Porcuparrot (Echinopsitta longicaudata)
Two clades of flightless Specworld parrots are endemic to Aotearoa. But unlike the succulent and vulnerable kakapo of Home-Earth, in the presence of ground predators in the form of gobblers and fells, these parrots have evolved a powerfully effective defence by turning their feather quills into defensive armament. Strangely enough, the two bird taxa are not closely related, meaning that this occured twice in the history of Spec.

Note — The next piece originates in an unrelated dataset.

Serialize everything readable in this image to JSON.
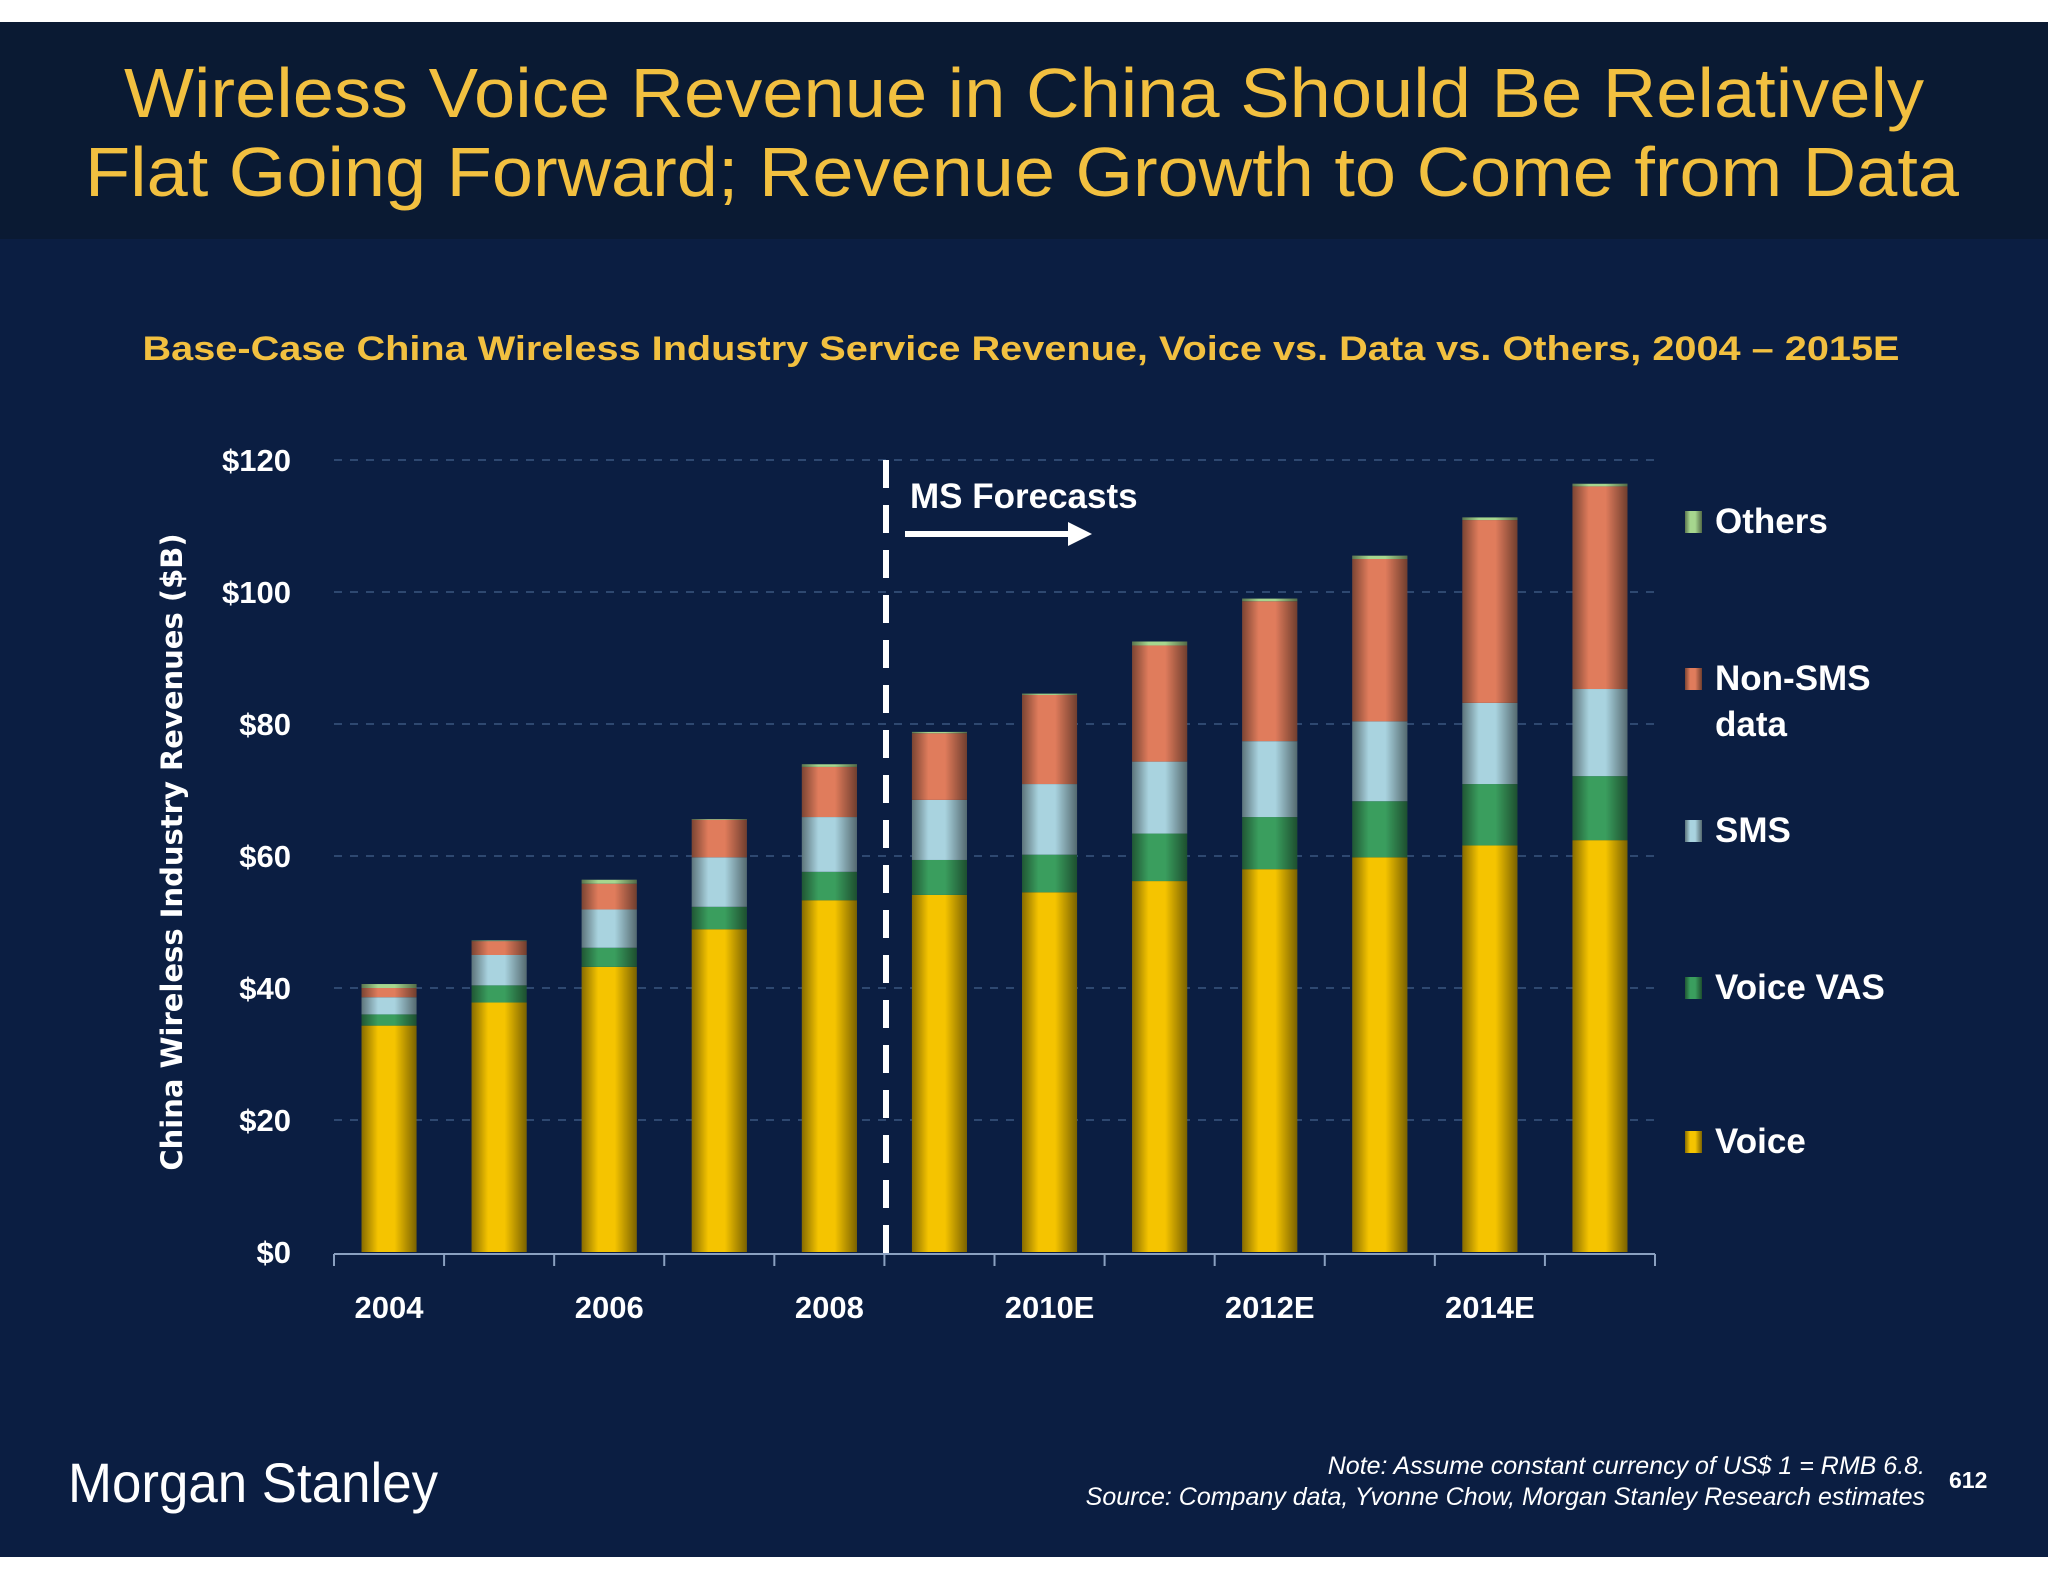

The Porcuparrot has turned most of the larger feathers into long, sharp quills, especially on the wings and tail, while downy feathers underneath still provide insulation. An opportunistic omnivore in the absence of competing mammals, it feeds on a variety of morsels in the woodlands that are it’s home, from buds, leaves and nuts to small animals or even carrion. The Porcuparrot is still good at climbing, but obviously doesn’t compete with it’s volant relatives.

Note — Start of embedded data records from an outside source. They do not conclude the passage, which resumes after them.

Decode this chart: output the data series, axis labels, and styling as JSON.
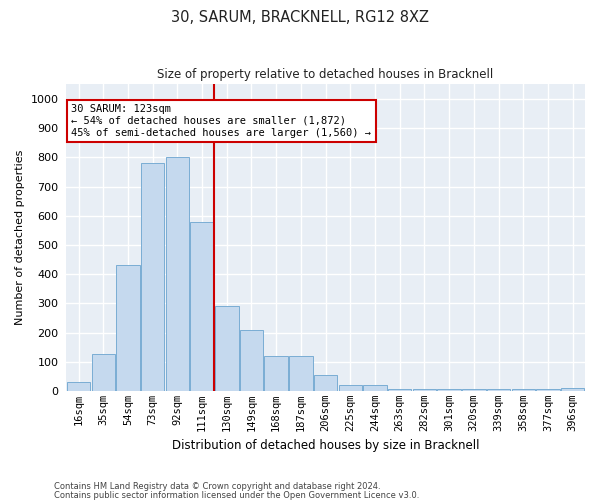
{
  "title1": "30, SARUM, BRACKNELL, RG12 8XZ",
  "title2": "Size of property relative to detached houses in Bracknell",
  "xlabel": "Distribution of detached houses by size in Bracknell",
  "ylabel": "Number of detached properties",
  "categories": [
    "16sqm",
    "35sqm",
    "54sqm",
    "73sqm",
    "92sqm",
    "111sqm",
    "130sqm",
    "149sqm",
    "168sqm",
    "187sqm",
    "206sqm",
    "225sqm",
    "244sqm",
    "263sqm",
    "282sqm",
    "301sqm",
    "320sqm",
    "339sqm",
    "358sqm",
    "377sqm",
    "396sqm"
  ],
  "values": [
    30,
    125,
    430,
    780,
    800,
    580,
    290,
    210,
    120,
    120,
    55,
    20,
    20,
    8,
    8,
    5,
    5,
    5,
    5,
    5,
    10
  ],
  "bar_facecolor": "#c5d9ee",
  "bar_edgecolor": "#7aadd4",
  "ylim": [
    0,
    1050
  ],
  "yticks": [
    0,
    100,
    200,
    300,
    400,
    500,
    600,
    700,
    800,
    900,
    1000
  ],
  "vline_color": "#cc0000",
  "annotation_text": "30 SARUM: 123sqm\n← 54% of detached houses are smaller (1,872)\n45% of semi-detached houses are larger (1,560) →",
  "annotation_box_facecolor": "#ffffff",
  "annotation_box_edgecolor": "#cc0000",
  "footer1": "Contains HM Land Registry data © Crown copyright and database right 2024.",
  "footer2": "Contains public sector information licensed under the Open Government Licence v3.0.",
  "bg_color": "#e8eef5",
  "grid_color": "#ffffff"
}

Pinecone Parrots (Hoplopsitta spp.)
Pinecone Parrots range in adult size from about the home-earth Kakapo (Common Pinecone Parrot, Hoplopsitta vulgaris) to a small sheep (Arctotitan Pinecone Parrot, Hoplopsitta grandis). All these birds are ground-dwelling mixed grazer/browsers, large species found mostly in open country, the smaller ones in woodland. Each of their feathers is fused into a thick, hardened scute, making the bird nearly immune to attacks from predatory birds. Wing feathers remain, but are large hollow shafts that are beaten or rasped against the feather scales to create noises used in intraspecific communication. As usual among opposite-birds, pinecone parrots have a long, lone childhood. It is therefore not uncommon to see specimens no larger than a pinecone (which were originally described as a separate species, Hoplopsitta nana) – when the well camouflaged birdies move. They have the dubious honour of being the least intelligent specworld parrots, though it still engages in very complex social behaviours.

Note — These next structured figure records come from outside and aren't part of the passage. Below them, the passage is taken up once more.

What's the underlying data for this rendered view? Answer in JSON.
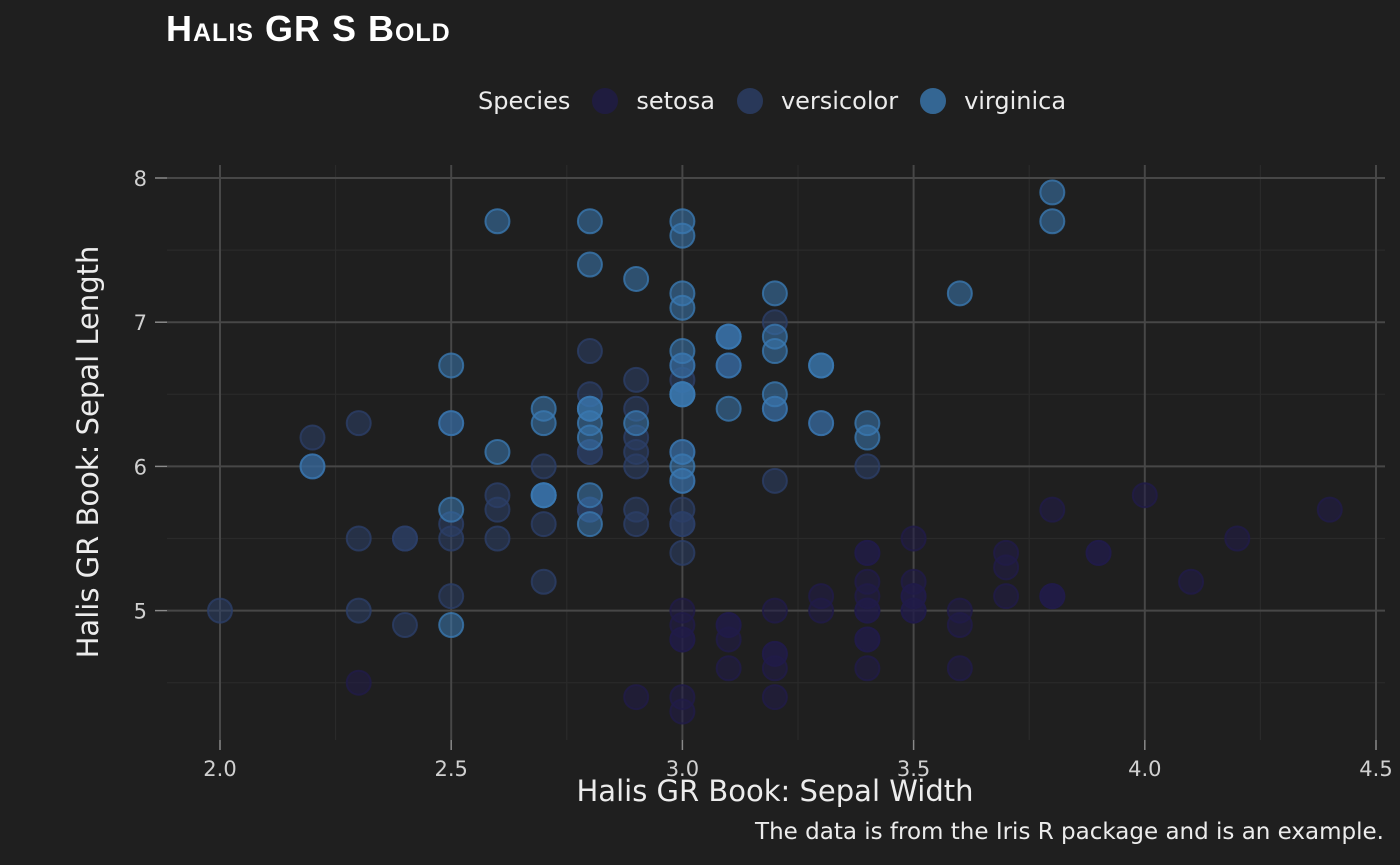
{
  "chart_data": {
    "type": "scatter",
    "title": "Halis GR S Bold",
    "xlabel": "Halis GR Book: Sepal Width",
    "ylabel": "Halis GR Book: Sepal Length",
    "caption": "The data is from the Iris R package and is an example.",
    "legend_title": "Species",
    "legend_position": "top",
    "xlim": [
      2.0,
      4.5
    ],
    "ylim": [
      4.3,
      7.9
    ],
    "x_ticks": [
      2.0,
      2.5,
      3.0,
      3.5,
      4.0,
      4.5
    ],
    "x_tick_labels": [
      "2.0",
      "2.5",
      "3.0",
      "3.5",
      "4.0",
      "4.5"
    ],
    "y_ticks": [
      5,
      6,
      7,
      8
    ],
    "y_tick_labels": [
      "5",
      "6",
      "7",
      "8"
    ],
    "grid": true,
    "series": [
      {
        "name": "setosa",
        "color": "#201c48",
        "points": [
          [
            3.5,
            5.1
          ],
          [
            3.0,
            4.9
          ],
          [
            3.2,
            4.7
          ],
          [
            3.1,
            4.6
          ],
          [
            3.6,
            5.0
          ],
          [
            3.9,
            5.4
          ],
          [
            3.4,
            4.6
          ],
          [
            3.4,
            5.0
          ],
          [
            2.9,
            4.4
          ],
          [
            3.1,
            4.9
          ],
          [
            3.7,
            5.4
          ],
          [
            3.4,
            4.8
          ],
          [
            3.0,
            4.8
          ],
          [
            3.0,
            4.3
          ],
          [
            4.0,
            5.8
          ],
          [
            4.4,
            5.7
          ],
          [
            3.9,
            5.4
          ],
          [
            3.5,
            5.1
          ],
          [
            3.8,
            5.7
          ],
          [
            3.8,
            5.1
          ],
          [
            3.4,
            5.4
          ],
          [
            3.7,
            5.1
          ],
          [
            3.6,
            4.6
          ],
          [
            3.3,
            5.1
          ],
          [
            3.4,
            4.8
          ],
          [
            3.0,
            5.0
          ],
          [
            3.4,
            5.0
          ],
          [
            3.5,
            5.2
          ],
          [
            3.4,
            5.2
          ],
          [
            3.2,
            4.7
          ],
          [
            3.1,
            4.8
          ],
          [
            3.4,
            5.4
          ],
          [
            4.1,
            5.2
          ],
          [
            4.2,
            5.5
          ],
          [
            3.1,
            4.9
          ],
          [
            3.2,
            5.0
          ],
          [
            3.5,
            5.5
          ],
          [
            3.6,
            4.9
          ],
          [
            3.0,
            4.4
          ],
          [
            3.4,
            5.1
          ],
          [
            3.5,
            5.0
          ],
          [
            2.3,
            4.5
          ],
          [
            3.2,
            4.4
          ],
          [
            3.5,
            5.0
          ],
          [
            3.8,
            5.1
          ],
          [
            3.0,
            4.8
          ],
          [
            3.8,
            5.1
          ],
          [
            3.2,
            4.6
          ],
          [
            3.7,
            5.3
          ],
          [
            3.3,
            5.0
          ]
        ]
      },
      {
        "name": "versicolor",
        "color": "#2c3f68",
        "points": [
          [
            3.2,
            7.0
          ],
          [
            3.2,
            6.4
          ],
          [
            3.1,
            6.9
          ],
          [
            2.3,
            5.5
          ],
          [
            2.8,
            6.5
          ],
          [
            2.8,
            5.7
          ],
          [
            3.3,
            6.3
          ],
          [
            2.4,
            4.9
          ],
          [
            2.9,
            6.6
          ],
          [
            2.7,
            5.2
          ],
          [
            2.0,
            5.0
          ],
          [
            3.0,
            5.9
          ],
          [
            2.2,
            6.0
          ],
          [
            2.9,
            6.1
          ],
          [
            2.9,
            5.6
          ],
          [
            3.1,
            6.7
          ],
          [
            3.0,
            5.6
          ],
          [
            2.7,
            5.8
          ],
          [
            2.2,
            6.2
          ],
          [
            2.5,
            5.6
          ],
          [
            3.2,
            5.9
          ],
          [
            2.8,
            6.1
          ],
          [
            2.5,
            6.3
          ],
          [
            2.8,
            6.1
          ],
          [
            2.9,
            6.4
          ],
          [
            3.0,
            6.6
          ],
          [
            2.8,
            6.8
          ],
          [
            3.0,
            6.7
          ],
          [
            2.9,
            6.0
          ],
          [
            2.6,
            5.7
          ],
          [
            2.4,
            5.5
          ],
          [
            2.4,
            5.5
          ],
          [
            2.7,
            5.8
          ],
          [
            2.7,
            6.0
          ],
          [
            3.0,
            5.4
          ],
          [
            3.4,
            6.0
          ],
          [
            3.1,
            6.7
          ],
          [
            2.3,
            6.3
          ],
          [
            3.0,
            5.6
          ],
          [
            2.5,
            5.5
          ],
          [
            2.6,
            5.5
          ],
          [
            3.0,
            6.1
          ],
          [
            2.6,
            5.8
          ],
          [
            2.3,
            5.0
          ],
          [
            2.7,
            5.6
          ],
          [
            3.0,
            5.7
          ],
          [
            2.9,
            5.7
          ],
          [
            2.9,
            6.2
          ],
          [
            2.5,
            5.1
          ],
          [
            2.8,
            5.7
          ]
        ]
      },
      {
        "name": "virginica",
        "color": "#3a78b0",
        "points": [
          [
            3.3,
            6.3
          ],
          [
            2.7,
            5.8
          ],
          [
            3.0,
            7.1
          ],
          [
            2.9,
            6.3
          ],
          [
            3.0,
            6.5
          ],
          [
            3.0,
            7.6
          ],
          [
            2.5,
            4.9
          ],
          [
            2.9,
            7.3
          ],
          [
            2.5,
            6.7
          ],
          [
            3.6,
            7.2
          ],
          [
            3.2,
            6.5
          ],
          [
            2.7,
            6.4
          ],
          [
            3.0,
            6.8
          ],
          [
            2.5,
            5.7
          ],
          [
            2.8,
            5.8
          ],
          [
            3.2,
            6.4
          ],
          [
            3.0,
            6.5
          ],
          [
            3.8,
            7.7
          ],
          [
            2.6,
            7.7
          ],
          [
            2.2,
            6.0
          ],
          [
            3.2,
            6.9
          ],
          [
            2.8,
            5.6
          ],
          [
            2.8,
            7.7
          ],
          [
            2.7,
            6.3
          ],
          [
            3.3,
            6.7
          ],
          [
            3.2,
            7.2
          ],
          [
            2.8,
            6.2
          ],
          [
            3.0,
            6.1
          ],
          [
            2.8,
            6.4
          ],
          [
            3.0,
            7.2
          ],
          [
            2.8,
            7.4
          ],
          [
            3.8,
            7.9
          ],
          [
            2.8,
            6.4
          ],
          [
            2.8,
            6.3
          ],
          [
            2.6,
            6.1
          ],
          [
            3.0,
            7.7
          ],
          [
            3.4,
            6.3
          ],
          [
            3.1,
            6.4
          ],
          [
            3.0,
            6.0
          ],
          [
            3.1,
            6.9
          ],
          [
            3.1,
            6.7
          ],
          [
            3.1,
            6.9
          ],
          [
            2.7,
            5.8
          ],
          [
            3.2,
            6.8
          ],
          [
            3.3,
            6.7
          ],
          [
            3.0,
            6.7
          ],
          [
            2.5,
            6.3
          ],
          [
            3.0,
            6.5
          ],
          [
            3.4,
            6.2
          ],
          [
            3.0,
            5.9
          ]
        ]
      }
    ]
  }
}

Palgerigar (Apatopsittaca undulatus)
Due to the prevalence of other allospizians, small specworld parrots are rare. The Palgerigar is one of the smallest, about the size of the Psittacula parakeets. Coloured in various shades of yellow and green, the Palgerigar occurs in the dry savannahs of Australia, gathering in large flocks in search of food and water. An advantage it has over HE parrots is it’s precociality, not being constrained by needing to provide food and water to the chicks. However, as intelligent birds, they tend to have strong social bonds, and in effect the young are basically raised by the flock, protected by older birds and learning tricks necessary for life in the desert.